Der Gesetzgeber verpflichtet in § 19 I das Bundesamt für Justiz, eine Stelle für externe Meldungen einzurichten. Die externe Meldestelle des Bundes ist gem. § 19 IV für jeden Hinweis im Sinne des Gesetzes zuständig, sofern nicht gem. §§ 20 – 23 die besondere Zuständigkeit einer anderen externen Meldestelle angeordnet wird. Gem. § 24 III müssen die externen Meldestellen in „einem gesonderten, leicht erkennbaren und leicht zugänglichen Abschnitt ihres Internetauftritts“ die Voraussetzungen für den Schutz nach Maßgabe des Hinweisgeberschutzgesetzes und u.a.  auch ihre Erreichbarkeit veröffentlichen. Die externen Meldestellen können gem. § 29 I nach pflichtgemäßem Ermessen Auskünfte von den betroffenen natürlichen Personen, von dem betroffenen Beschäftigungsgeber, von Dritten sowie von Behörden verlangen.

Als weitere Folgemaßnahmen kommen gem. § 29 II u.a. noch in Betracht,

  • die hinweisgebende Person an andere zuständige Stellen zu verweisen,
  • das Verfahren aus Mangel an Beweisen abzuschließen oder
  • das Verfahren an eine zuständige Behörde zwecks weiterer Untersuchungen abzugeben.  

Beschäftigungsgeber mit jeweils in der Regel mindestens 50 Beschäftigten haben gem. § 12 I die Pflicht, eine Stelle für interne Meldungen einzurichten und zu betreiben, an die sich Beschäftigte wenden können. Diese interne Meldestelle steht dem Hinweisgeber dann zusätzlich zur externen Meldestelle zur Verfügung.

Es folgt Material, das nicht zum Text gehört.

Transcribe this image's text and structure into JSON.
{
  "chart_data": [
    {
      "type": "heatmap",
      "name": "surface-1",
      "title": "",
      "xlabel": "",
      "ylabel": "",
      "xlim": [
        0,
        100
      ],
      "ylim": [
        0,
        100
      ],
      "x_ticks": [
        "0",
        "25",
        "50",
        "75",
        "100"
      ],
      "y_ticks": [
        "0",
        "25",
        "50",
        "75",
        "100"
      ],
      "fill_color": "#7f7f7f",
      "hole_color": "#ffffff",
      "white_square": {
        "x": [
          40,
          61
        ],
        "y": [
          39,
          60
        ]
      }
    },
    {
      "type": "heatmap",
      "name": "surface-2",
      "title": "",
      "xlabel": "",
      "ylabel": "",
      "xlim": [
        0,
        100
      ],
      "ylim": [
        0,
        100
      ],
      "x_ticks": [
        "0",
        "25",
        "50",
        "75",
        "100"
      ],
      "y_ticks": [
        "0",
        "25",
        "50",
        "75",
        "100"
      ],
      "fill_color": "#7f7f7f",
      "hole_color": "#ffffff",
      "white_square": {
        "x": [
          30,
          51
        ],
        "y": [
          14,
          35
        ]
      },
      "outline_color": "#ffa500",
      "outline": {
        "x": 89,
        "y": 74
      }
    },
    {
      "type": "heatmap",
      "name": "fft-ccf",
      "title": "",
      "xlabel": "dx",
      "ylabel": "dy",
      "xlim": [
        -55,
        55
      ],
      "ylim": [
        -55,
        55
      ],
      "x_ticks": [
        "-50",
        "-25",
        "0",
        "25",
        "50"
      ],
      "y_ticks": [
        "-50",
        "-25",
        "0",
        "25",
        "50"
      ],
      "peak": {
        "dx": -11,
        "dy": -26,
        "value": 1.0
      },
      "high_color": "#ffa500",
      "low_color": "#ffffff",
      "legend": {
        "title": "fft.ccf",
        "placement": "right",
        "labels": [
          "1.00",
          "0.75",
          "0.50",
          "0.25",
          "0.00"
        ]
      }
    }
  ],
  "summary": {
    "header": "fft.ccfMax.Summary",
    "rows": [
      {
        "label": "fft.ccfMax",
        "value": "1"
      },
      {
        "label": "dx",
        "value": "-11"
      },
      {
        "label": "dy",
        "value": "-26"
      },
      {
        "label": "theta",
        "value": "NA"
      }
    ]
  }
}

Gem. § 7 I kann die hinweisgebende Person wählen, an welche Stelle sie sich wenden möchte.

Interne Meldestellen müssen gem. § 16 Meldungen in mündlicher oder in Textform – z.B. schriftlich oder per E-Mail – ermöglichen. Mündliche Meldungen müssen per Telefon oder mittels einer anderen Art der Sprachübermittlung möglich sein. Auf Wunsch der hinweisgebenden Person muss es auch möglich sein, innerhalb eines angemessenen Zeitraums Hinweise in einem persönlichen Treffen zu besprechen.  Mit Einwilligung der hinweisgebenden Person kann die Zusammenkunft auch im Wege der Bild- und Tonübertragung erfolgen.

Gem. § 16 I sollte – nicht: muss - die interne Meldestelle auch anonym eingehende Meldungen bearbeiten. Es besteht keine Verpflichtung, die Meldekanäle so auszugestalten, dass die Abgabe anonymer Meldungen möglich ist.  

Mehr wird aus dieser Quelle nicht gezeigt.